Frensham Common is a large Site of Special Scientific Interest (SSSI) heathland in Surrey. It is owned and operated by the National Trust and managed by Waverley Borough Council.

==Terrain, plants and animals==
Frensham Common is an English SSSI heathland of 922 acre which includes two large lakes. It lies almost wholly within Frensham, Surrey, a nucleated village on alluvial soil narrowly buffered to the north-west, connected by a path. The local road network surrounds the site; the nearest trunk roads are 5 mi away. The elevation is low but undulating with high points near the Kings Ridge - which bisects the common along a north/south axis - at approximately 90 m above sea level (ASL) and nearby, to the south-east, the three Devil's Jumps, the highest of which is 126 m ASL. The common supports few streams due to the permeability of the soil, although the ground to the south-east, called the Flashes, is boggy.

The site supports several protected species, including sand lizard, smooth snake, woodlark, Dartford warbler and nightjar.

The heathland is at risk of fire when conditions are dry. In 2010, 86 acre of the common, in very dry conditions, burned. The most recent serious fire was in May 2023 when approximately 10 hectares (25 acres) burnt.

The lakes are prone to blooms of Blue-Green Algae in the summer months. Once detected by the Environment Agency, the National Trust warns visitors to avoid entering the pond water.

==Lakes==
Until the construction of reservoirs and a gravel extraction-related lake in the north of Surrey in the early 20th century, Frensham Great Pond was the largest lake in the county. The Great Pond and Frensham Little Pond were built during the Middle Ages to provide fish for the Bishop of Winchester's estate. They were developed by Bishop Henry of Blois, also known as Henry of Winchester, who established Farnham Castle to the north and who owned this and nearby manors.

==Tourism==
The area is popular with visitors, particularly in summer months. Swimming is supported at the Great Pond within marked areas. Both ponds have car parking, toilets, cafés and picnic areas. Parking at both ponds carry charges, but payment can only be made digitally.

During hot weather in 2018 large numbers of visitors flocked to Frensham Common, particularly Frensham Great Pond, causing an anti-social parking problem with cars parked on rural clearways, double yellow lines and also leaving behind large amounts of rubbish.

Frensham Great Pond supports a sailing club, with dinghies regularly visible on the water. A hotel adjoins the south side of the Great Lake by the yachting area. North west of the common border is the small village of Frensham, which adjoins two hamlets further across the River Wey.
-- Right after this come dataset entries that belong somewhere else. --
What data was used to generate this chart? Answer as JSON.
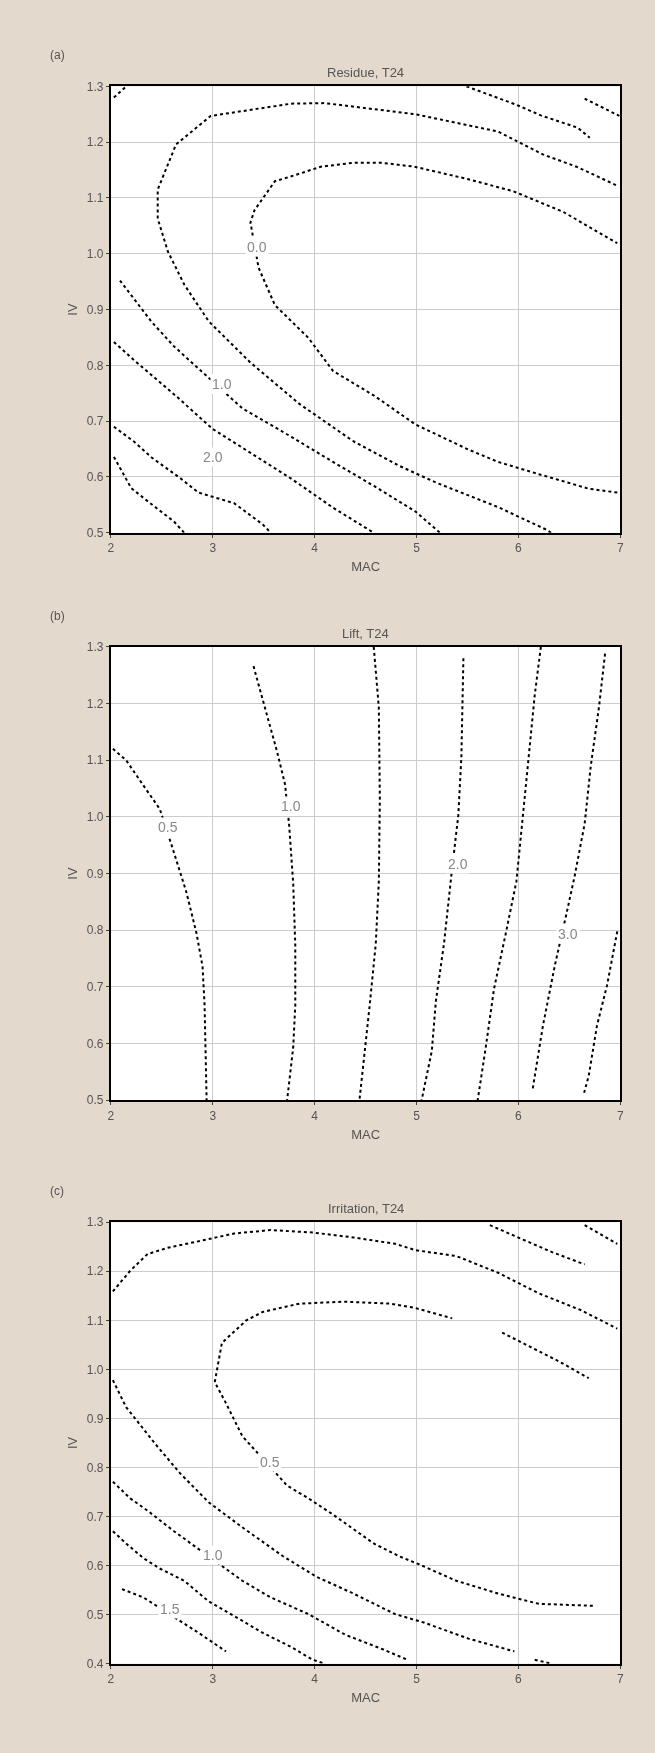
{
  "chart_data": [
    {
      "type": "line",
      "title": "Residue, T24",
      "xlabel": "MAC",
      "ylabel": "IV",
      "xlim": [
        2,
        7
      ],
      "ylim": [
        0.5,
        1.3
      ],
      "xticks": [
        2,
        3,
        4,
        5,
        6,
        7
      ],
      "yticks": [
        {
          "value": 0.5,
          "label": "0.5"
        },
        {
          "value": 0.6,
          "label": "0.6"
        },
        {
          "value": 0.7,
          "label": "0.7"
        },
        {
          "value": 0.8,
          "label": "0.8"
        },
        {
          "value": 0.9,
          "label": "0.9"
        },
        {
          "value": 1.0,
          "label": "1.0"
        },
        {
          "value": 1.1,
          "label": "1.1"
        },
        {
          "value": 1.2,
          "label": "1.2"
        },
        {
          "value": 1.3,
          "label": "1.3"
        }
      ],
      "grid": true,
      "line_style": "dotted",
      "marker": "none",
      "series": [
        {
          "color": "#000000",
          "x": [
            2.03,
            2.15
          ],
          "values": [
            1.28,
            1.3
          ]
        },
        {
          "color": "#000000",
          "x": [
            6.32,
            6.28,
            5.8,
            5.19,
            4.83,
            4.38,
            3.85,
            3.37,
            2.96,
            2.72,
            2.56,
            2.46,
            2.46,
            2.64,
            2.98,
            3.77,
            4.1,
            4.99,
            5.8,
            6.24,
            6.57,
            6.97
          ],
          "values": [
            0.5,
            0.505,
            0.546,
            0.59,
            0.62,
            0.664,
            0.731,
            0.805,
            0.879,
            0.945,
            1.004,
            1.063,
            1.115,
            1.196,
            1.247,
            1.269,
            1.27,
            1.25,
            1.219,
            1.178,
            1.156,
            1.122
          ]
        },
        {
          "color": "#000000",
          "x": [
            6.97,
            6.69,
            6.2,
            5.8,
            5.51,
            4.99,
            4.59,
            4.18,
            3.94,
            3.61,
            3.45,
            3.37,
            3.41,
            3.61,
            3.81,
            4.06,
            4.38,
            4.66,
            4.98,
            5.5,
            5.95,
            6.44,
            6.97
          ],
          "values": [
            0.572,
            0.579,
            0.605,
            0.627,
            0.649,
            0.694,
            0.745,
            0.79,
            0.849,
            0.908,
            0.975,
            1.056,
            1.078,
            1.13,
            1.141,
            1.156,
            1.163,
            1.163,
            1.156,
            1.134,
            1.112,
            1.075,
            1.019
          ]
        },
        {
          "color": "#000000",
          "x": [
            5.49,
            5.98,
            6.22,
            6.58,
            6.7
          ],
          "values": [
            1.3,
            1.267,
            1.248,
            1.226,
            1.208
          ]
        },
        {
          "color": "#000000",
          "x": [
            6.65,
            6.99
          ],
          "values": [
            1.278,
            1.247
          ]
        },
        {
          "color": "#000000",
          "x": [
            2.09,
            2.4,
            2.62,
            3.29,
            3.78,
            4.18,
            4.59,
            4.99,
            5.23
          ],
          "values": [
            0.952,
            0.878,
            0.834,
            0.723,
            0.671,
            0.627,
            0.583,
            0.538,
            0.5
          ]
        },
        {
          "color": "#000000",
          "x": [
            2.03,
            2.23,
            2.64,
            3.0,
            3.45,
            3.77,
            4.18,
            4.58
          ],
          "values": [
            0.842,
            0.809,
            0.745,
            0.686,
            0.634,
            0.597,
            0.545,
            0.5
          ]
        },
        {
          "color": "#000000",
          "x": [
            2.03,
            2.23,
            2.4,
            2.68,
            2.86,
            3.21,
            3.49,
            3.57
          ],
          "values": [
            0.69,
            0.663,
            0.635,
            0.598,
            0.572,
            0.553,
            0.515,
            0.5
          ]
        },
        {
          "color": "#000000",
          "x": [
            2.03,
            2.2,
            2.4,
            2.62,
            2.72
          ],
          "values": [
            0.636,
            0.58,
            0.551,
            0.52,
            0.5
          ]
        }
      ],
      "annotations": [
        "(a)",
        {
          "text": "0.0",
          "x": 3.43,
          "y": 1.013
        },
        {
          "text": "1.0",
          "x": 3.09,
          "y": 0.767
        },
        {
          "text": "2.0",
          "x": 3.0,
          "y": 0.636
        }
      ]
    },
    {
      "type": "line",
      "title": "Lift, T24",
      "xlabel": "MAC",
      "ylabel": "IV",
      "xlim": [
        2,
        7
      ],
      "ylim": [
        0.5,
        1.3
      ],
      "xticks": [
        2,
        3,
        4,
        5,
        6,
        7
      ],
      "yticks": [
        {
          "value": 0.5,
          "label": "0.5"
        },
        {
          "value": 0.6,
          "label": "0.6"
        },
        {
          "value": 0.7,
          "label": "0.7"
        },
        {
          "value": 0.8,
          "label": "0.8"
        },
        {
          "value": 0.9,
          "label": "0.9"
        },
        {
          "value": 1.0,
          "label": "1.0"
        },
        {
          "value": 1.1,
          "label": "1.1"
        },
        {
          "value": 1.2,
          "label": "1.2"
        },
        {
          "value": 1.3,
          "label": "1.3"
        }
      ],
      "grid": true,
      "line_style": "dotted",
      "marker": "none",
      "series": [
        {
          "color": "#000000",
          "x": [
            2.02,
            2.15,
            2.34,
            2.48,
            2.6,
            2.74,
            2.84,
            2.9,
            2.92,
            2.94
          ],
          "values": [
            1.12,
            1.1,
            1.05,
            1.014,
            0.948,
            0.868,
            0.795,
            0.736,
            0.667,
            0.5
          ]
        },
        {
          "color": "#000000",
          "x": [
            3.4,
            3.53,
            3.63,
            3.71,
            3.75,
            3.79,
            3.81,
            3.81,
            3.79,
            3.73
          ],
          "values": [
            1.266,
            1.181,
            1.116,
            1.057,
            0.985,
            0.882,
            0.773,
            0.667,
            0.594,
            0.5
          ]
        },
        {
          "color": "#000000",
          "x": [
            4.58,
            4.63,
            4.64,
            4.63,
            4.6,
            4.54,
            4.44
          ],
          "values": [
            1.3,
            1.193,
            1.032,
            0.886,
            0.776,
            0.667,
            0.5
          ]
        },
        {
          "color": "#000000",
          "x": [
            5.46,
            5.44,
            5.41,
            5.34,
            5.27,
            5.19,
            5.15,
            5.05
          ],
          "values": [
            1.28,
            1.105,
            1.003,
            0.894,
            0.777,
            0.675,
            0.587,
            0.5
          ]
        },
        {
          "color": "#000000",
          "x": [
            6.22,
            6.16,
            6.08,
            5.98,
            5.88,
            5.76,
            5.68,
            5.6
          ],
          "values": [
            1.3,
            1.215,
            1.068,
            0.886,
            0.798,
            0.696,
            0.594,
            0.5
          ]
        },
        {
          "color": "#000000",
          "x": [
            6.85,
            6.79,
            6.71,
            6.65,
            6.55,
            6.47,
            6.36,
            6.24,
            6.14
          ],
          "values": [
            1.288,
            1.193,
            1.09,
            0.988,
            0.894,
            0.828,
            0.74,
            0.631,
            0.52
          ]
        },
        {
          "color": "#000000",
          "x": [
            6.97,
            6.87,
            6.77,
            6.69,
            6.64
          ],
          "values": [
            0.798,
            0.703,
            0.631,
            0.543,
            0.51
          ]
        }
      ],
      "annotations": [
        "(b)",
        {
          "text": "0.5",
          "x": 2.56,
          "y": 0.982
        },
        {
          "text": "1.0",
          "x": 3.77,
          "y": 1.02
        },
        {
          "text": "2.0",
          "x": 5.41,
          "y": 0.916
        },
        {
          "text": "3.0",
          "x": 6.49,
          "y": 0.794
        }
      ]
    },
    {
      "type": "line",
      "title": "Irritation, T24",
      "xlabel": "MAC",
      "ylabel": "IV",
      "xlim": [
        2,
        7
      ],
      "ylim": [
        0.4,
        1.3
      ],
      "xticks": [
        2,
        3,
        4,
        5,
        6,
        7
      ],
      "yticks": [
        {
          "value": 0.4,
          "label": "0.4"
        },
        {
          "value": 0.5,
          "label": "0.5"
        },
        {
          "value": 0.6,
          "label": "0.6"
        },
        {
          "value": 0.7,
          "label": "0.7"
        },
        {
          "value": 0.8,
          "label": "0.8"
        },
        {
          "value": 0.9,
          "label": "0.9"
        },
        {
          "value": 1.0,
          "label": "1.0"
        },
        {
          "value": 1.1,
          "label": "1.1"
        },
        {
          "value": 1.2,
          "label": "1.2"
        },
        {
          "value": 1.3,
          "label": "1.3"
        }
      ],
      "grid": true,
      "line_style": "dotted",
      "marker": "none",
      "series": [
        {
          "color": "#000000",
          "x": [
            2.02,
            2.19,
            2.36,
            2.56,
            2.88,
            3.21,
            3.57,
            3.98,
            4.38,
            4.79,
            4.99,
            5.39,
            5.8,
            6.2,
            6.61,
            6.97
          ],
          "values": [
            1.159,
            1.201,
            1.235,
            1.248,
            1.262,
            1.277,
            1.284,
            1.279,
            1.269,
            1.256,
            1.243,
            1.231,
            1.197,
            1.155,
            1.121,
            1.083
          ]
        },
        {
          "color": "#000000",
          "x": [
            6.73,
            6.2,
            5.8,
            5.39,
            5.03,
            4.83,
            4.58,
            4.18,
            3.94,
            3.73,
            3.29,
            3.13,
            3.02,
            3.09,
            3.33,
            3.49,
            3.85,
            4.3,
            4.74,
            4.99,
            5.35
          ],
          "values": [
            0.518,
            0.522,
            0.543,
            0.569,
            0.602,
            0.619,
            0.645,
            0.704,
            0.737,
            0.763,
            0.864,
            0.931,
            0.974,
            1.054,
            1.1,
            1.117,
            1.134,
            1.138,
            1.134,
            1.125,
            1.104
          ]
        },
        {
          "color": "#000000",
          "x": [
            5.84,
            6.04,
            6.2,
            6.4,
            6.69
          ],
          "values": [
            1.075,
            1.054,
            1.037,
            1.016,
            0.982
          ]
        },
        {
          "color": "#000000",
          "x": [
            5.72,
            6.04,
            6.33,
            6.65
          ],
          "values": [
            1.294,
            1.265,
            1.239,
            1.214
          ]
        },
        {
          "color": "#000000",
          "x": [
            6.65,
            6.97
          ],
          "values": [
            1.294,
            1.256
          ]
        },
        {
          "color": "#000000",
          "x": [
            2.02,
            2.15,
            2.44,
            2.68,
            2.96,
            3.29,
            3.69,
            4.02,
            4.38,
            4.79,
            5.07,
            5.51,
            5.96
          ],
          "values": [
            0.978,
            0.923,
            0.847,
            0.788,
            0.729,
            0.678,
            0.619,
            0.577,
            0.543,
            0.501,
            0.484,
            0.451,
            0.425
          ]
        },
        {
          "color": "#000000",
          "x": [
            2.02,
            2.19,
            2.36,
            2.62,
            3.29,
            3.57,
            3.94,
            4.3,
            4.66,
            4.91
          ],
          "values": [
            0.771,
            0.737,
            0.712,
            0.67,
            0.569,
            0.535,
            0.501,
            0.459,
            0.43,
            0.408
          ]
        },
        {
          "color": "#000000",
          "x": [
            2.02,
            2.15,
            2.32,
            2.48,
            2.72,
            2.96,
            3.21,
            3.49,
            3.77,
            3.98,
            4.1
          ],
          "values": [
            0.67,
            0.645,
            0.615,
            0.594,
            0.569,
            0.527,
            0.497,
            0.463,
            0.434,
            0.408,
            0.4
          ]
        },
        {
          "color": "#000000",
          "x": [
            2.11,
            2.32,
            2.86,
            3.13
          ],
          "values": [
            0.552,
            0.535,
            0.463,
            0.425
          ]
        },
        {
          "color": "#000000",
          "x": [
            6.16,
            6.32
          ],
          "values": [
            0.408,
            0.4
          ]
        }
      ],
      "annotations": [
        "(c)",
        {
          "text": "0.5",
          "x": 3.56,
          "y": 0.812
        },
        {
          "text": "1.0",
          "x": 3.0,
          "y": 0.622
        },
        {
          "text": "1.5",
          "x": 2.58,
          "y": 0.511
        }
      ]
    }
  ]
}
Less than 5% of the Common is within spurs of the common in Churt to the south or Tilford to the north.

Four prehistoric bowl barrows are in a straight line in the centre-east of the common. Villagers termed these the King's Ridge Barrows.

==Wartime==
During the Second World War, tanks based in the Headley area used Frensham Common for training, whilst Canadian soldiers used to gallop across the Common. At this time, Frensham Great and Little Ponds were drained as otherwise they would have provided markers for German bombers.

== Filming ==
The common, particularly Frensham Great Pond, is a popular filming location alongside local Bourne Woods and Hankley Common.
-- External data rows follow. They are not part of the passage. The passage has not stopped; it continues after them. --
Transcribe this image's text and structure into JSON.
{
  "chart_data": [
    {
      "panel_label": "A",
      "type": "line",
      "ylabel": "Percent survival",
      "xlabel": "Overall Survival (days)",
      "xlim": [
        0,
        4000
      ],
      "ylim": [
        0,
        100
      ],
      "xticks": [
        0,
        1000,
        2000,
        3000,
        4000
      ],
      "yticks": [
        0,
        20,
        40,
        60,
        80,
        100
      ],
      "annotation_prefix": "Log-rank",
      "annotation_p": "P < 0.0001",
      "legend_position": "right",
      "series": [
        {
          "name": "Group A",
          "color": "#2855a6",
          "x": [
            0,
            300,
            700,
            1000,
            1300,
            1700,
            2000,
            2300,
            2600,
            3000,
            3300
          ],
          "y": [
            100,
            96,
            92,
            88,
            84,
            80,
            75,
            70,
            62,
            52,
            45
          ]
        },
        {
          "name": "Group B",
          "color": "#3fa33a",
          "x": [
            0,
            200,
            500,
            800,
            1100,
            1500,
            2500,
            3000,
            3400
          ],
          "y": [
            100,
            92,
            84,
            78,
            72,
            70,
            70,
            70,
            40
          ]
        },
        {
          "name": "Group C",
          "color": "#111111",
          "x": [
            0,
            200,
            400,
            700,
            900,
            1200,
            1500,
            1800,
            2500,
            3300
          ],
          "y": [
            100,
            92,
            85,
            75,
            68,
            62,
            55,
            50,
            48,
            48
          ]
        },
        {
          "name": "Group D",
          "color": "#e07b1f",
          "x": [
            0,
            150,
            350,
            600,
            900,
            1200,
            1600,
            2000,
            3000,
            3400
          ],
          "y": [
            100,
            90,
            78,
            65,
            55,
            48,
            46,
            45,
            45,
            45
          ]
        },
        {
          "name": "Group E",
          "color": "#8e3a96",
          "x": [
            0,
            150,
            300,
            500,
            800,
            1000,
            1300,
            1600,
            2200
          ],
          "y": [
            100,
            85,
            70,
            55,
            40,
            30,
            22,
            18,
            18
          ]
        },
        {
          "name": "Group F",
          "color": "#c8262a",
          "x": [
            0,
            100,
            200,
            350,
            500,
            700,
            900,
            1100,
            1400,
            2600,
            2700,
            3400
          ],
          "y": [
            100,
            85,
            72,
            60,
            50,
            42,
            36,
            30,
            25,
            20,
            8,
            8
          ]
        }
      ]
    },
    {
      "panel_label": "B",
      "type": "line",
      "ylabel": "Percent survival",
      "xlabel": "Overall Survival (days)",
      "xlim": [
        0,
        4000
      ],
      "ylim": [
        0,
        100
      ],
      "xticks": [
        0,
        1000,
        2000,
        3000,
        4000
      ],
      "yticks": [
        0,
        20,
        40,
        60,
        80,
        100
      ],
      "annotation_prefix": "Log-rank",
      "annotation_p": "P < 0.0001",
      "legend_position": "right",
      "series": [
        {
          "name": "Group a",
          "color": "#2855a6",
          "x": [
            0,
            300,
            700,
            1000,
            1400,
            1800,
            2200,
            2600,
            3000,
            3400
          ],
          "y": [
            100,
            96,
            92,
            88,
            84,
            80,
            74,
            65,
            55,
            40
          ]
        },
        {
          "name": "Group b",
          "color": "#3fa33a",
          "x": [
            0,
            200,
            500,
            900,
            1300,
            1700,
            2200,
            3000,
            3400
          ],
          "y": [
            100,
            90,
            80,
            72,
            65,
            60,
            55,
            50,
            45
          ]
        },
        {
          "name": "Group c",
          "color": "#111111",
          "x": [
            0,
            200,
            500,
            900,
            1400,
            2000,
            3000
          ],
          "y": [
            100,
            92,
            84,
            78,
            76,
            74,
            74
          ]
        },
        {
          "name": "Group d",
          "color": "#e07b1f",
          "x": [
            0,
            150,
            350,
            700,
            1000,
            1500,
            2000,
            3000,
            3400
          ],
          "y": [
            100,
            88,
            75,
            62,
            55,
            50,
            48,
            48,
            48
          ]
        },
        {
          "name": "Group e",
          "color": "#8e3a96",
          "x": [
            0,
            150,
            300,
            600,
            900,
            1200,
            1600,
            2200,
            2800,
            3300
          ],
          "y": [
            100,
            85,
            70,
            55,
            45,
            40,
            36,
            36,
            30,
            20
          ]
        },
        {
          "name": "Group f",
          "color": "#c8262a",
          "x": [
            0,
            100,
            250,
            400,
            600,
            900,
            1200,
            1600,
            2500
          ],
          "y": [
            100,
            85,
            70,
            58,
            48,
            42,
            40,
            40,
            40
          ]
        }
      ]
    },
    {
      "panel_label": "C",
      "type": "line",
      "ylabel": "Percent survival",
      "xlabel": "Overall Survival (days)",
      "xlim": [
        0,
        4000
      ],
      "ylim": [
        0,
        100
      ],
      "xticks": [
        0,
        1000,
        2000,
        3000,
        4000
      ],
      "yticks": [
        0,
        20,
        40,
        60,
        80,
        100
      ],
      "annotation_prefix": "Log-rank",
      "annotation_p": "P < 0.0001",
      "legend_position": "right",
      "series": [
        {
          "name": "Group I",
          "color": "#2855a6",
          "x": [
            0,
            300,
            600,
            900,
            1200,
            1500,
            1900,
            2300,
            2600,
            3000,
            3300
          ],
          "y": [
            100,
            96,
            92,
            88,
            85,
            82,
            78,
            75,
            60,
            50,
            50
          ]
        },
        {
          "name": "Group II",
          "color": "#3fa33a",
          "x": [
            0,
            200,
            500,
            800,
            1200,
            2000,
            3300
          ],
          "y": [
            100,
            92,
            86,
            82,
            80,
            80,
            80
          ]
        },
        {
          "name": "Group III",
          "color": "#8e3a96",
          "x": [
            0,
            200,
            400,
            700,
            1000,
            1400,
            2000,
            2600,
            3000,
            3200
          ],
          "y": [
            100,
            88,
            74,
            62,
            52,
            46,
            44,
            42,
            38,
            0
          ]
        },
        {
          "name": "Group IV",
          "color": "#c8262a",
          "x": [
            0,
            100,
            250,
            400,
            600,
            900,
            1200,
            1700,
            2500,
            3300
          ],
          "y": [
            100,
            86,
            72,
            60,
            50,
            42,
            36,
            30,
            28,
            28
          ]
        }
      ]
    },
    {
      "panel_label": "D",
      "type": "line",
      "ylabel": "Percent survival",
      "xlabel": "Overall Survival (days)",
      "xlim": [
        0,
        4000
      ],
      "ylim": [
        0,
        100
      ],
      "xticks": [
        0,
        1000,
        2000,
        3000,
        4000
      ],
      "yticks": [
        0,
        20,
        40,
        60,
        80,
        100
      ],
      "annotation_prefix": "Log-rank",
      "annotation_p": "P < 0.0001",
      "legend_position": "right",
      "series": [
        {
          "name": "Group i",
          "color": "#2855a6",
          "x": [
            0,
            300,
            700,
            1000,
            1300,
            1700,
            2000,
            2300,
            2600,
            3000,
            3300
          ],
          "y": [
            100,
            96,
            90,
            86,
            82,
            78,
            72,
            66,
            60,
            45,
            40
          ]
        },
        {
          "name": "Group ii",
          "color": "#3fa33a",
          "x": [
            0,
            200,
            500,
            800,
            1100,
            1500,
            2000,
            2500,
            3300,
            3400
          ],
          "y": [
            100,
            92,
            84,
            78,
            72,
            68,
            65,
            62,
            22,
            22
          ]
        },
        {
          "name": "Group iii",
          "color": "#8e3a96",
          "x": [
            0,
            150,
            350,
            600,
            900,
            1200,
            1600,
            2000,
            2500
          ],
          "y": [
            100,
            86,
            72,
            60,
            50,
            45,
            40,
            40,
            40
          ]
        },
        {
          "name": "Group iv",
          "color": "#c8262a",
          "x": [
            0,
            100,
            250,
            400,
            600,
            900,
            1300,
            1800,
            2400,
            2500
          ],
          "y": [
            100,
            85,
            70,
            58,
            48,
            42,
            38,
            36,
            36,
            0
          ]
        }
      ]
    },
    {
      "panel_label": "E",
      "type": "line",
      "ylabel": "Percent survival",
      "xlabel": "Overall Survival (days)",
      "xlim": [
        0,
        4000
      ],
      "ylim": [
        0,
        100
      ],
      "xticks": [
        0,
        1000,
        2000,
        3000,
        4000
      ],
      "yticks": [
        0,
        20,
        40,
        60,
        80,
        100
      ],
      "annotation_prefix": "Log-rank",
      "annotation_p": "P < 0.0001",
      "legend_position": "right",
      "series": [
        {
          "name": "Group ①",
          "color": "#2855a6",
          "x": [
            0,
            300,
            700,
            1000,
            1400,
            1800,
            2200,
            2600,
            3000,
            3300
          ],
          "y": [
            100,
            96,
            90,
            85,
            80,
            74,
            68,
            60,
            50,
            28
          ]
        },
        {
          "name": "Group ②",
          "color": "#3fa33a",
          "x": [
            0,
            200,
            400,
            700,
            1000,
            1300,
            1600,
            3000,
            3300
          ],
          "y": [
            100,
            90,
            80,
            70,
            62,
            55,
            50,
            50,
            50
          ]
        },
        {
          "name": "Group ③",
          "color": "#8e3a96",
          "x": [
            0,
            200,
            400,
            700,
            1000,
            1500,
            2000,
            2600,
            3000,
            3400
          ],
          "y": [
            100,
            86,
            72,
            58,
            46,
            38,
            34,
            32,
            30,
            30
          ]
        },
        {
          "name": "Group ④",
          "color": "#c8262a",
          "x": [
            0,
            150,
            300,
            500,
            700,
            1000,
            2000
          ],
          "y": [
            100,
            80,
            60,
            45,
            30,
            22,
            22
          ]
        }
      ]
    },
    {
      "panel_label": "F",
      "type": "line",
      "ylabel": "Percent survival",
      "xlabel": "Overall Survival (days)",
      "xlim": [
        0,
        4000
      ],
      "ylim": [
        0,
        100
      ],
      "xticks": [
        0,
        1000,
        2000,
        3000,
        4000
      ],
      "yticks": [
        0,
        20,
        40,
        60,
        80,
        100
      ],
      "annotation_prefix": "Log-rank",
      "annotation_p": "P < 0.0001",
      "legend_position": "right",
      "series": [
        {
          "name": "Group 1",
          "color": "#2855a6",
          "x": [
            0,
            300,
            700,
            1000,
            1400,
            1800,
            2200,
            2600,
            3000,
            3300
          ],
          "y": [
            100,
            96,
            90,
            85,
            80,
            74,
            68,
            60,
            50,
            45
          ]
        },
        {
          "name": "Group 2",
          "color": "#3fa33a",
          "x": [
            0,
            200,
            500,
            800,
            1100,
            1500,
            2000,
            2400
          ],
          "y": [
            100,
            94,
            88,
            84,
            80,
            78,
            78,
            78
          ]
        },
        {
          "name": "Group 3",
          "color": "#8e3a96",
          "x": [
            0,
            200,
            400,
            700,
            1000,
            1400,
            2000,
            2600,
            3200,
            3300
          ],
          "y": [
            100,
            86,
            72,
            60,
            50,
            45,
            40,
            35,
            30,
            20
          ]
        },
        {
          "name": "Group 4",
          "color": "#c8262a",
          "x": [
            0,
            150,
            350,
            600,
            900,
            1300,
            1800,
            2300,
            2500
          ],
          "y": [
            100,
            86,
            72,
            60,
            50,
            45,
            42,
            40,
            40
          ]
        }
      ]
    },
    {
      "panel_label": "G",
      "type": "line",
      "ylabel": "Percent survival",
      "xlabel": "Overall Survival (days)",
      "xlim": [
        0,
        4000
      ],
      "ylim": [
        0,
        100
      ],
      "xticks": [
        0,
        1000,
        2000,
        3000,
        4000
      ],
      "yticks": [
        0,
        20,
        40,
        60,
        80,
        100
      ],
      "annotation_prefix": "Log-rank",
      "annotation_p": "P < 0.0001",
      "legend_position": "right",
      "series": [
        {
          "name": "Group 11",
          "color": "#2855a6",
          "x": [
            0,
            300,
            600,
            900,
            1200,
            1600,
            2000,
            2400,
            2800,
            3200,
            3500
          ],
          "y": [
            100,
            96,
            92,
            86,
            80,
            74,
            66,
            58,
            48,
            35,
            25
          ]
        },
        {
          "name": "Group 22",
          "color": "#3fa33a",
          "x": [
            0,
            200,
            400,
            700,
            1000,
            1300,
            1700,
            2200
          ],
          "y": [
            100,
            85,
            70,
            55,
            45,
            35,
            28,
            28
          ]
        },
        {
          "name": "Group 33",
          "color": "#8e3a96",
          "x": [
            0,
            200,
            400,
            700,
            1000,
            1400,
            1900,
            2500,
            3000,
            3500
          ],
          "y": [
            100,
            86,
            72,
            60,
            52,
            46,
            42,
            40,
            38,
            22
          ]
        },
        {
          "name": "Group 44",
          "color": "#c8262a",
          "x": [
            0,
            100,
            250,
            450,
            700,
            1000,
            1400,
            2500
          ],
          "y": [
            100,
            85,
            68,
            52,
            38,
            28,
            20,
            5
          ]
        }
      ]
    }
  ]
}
- Scenes in the 1959 film The Hound of the Baskervilles were shot on the common.
- Scenes in the films Carry On Jack (1963) and Carry On Columbus (1992) were filmed on Frensham Great Pond.
- Nautical scenes for the 1979 cinema film The Riddle of the Sands were recorded on the Frensham Ponds.
- In 1966 the common was used as a stand-in for the Battle of Culloden in the 4 part Doctor Who serial The Highlanders.
- The lakes were used as a film location for the 1999 film The Mummy, posing as the river Nile.
- Snow White and The Huntsman was filmed at Frensham Little Pond.
- Scenes from The Witcher as well as The Witcher Blood Origin were also filmed here.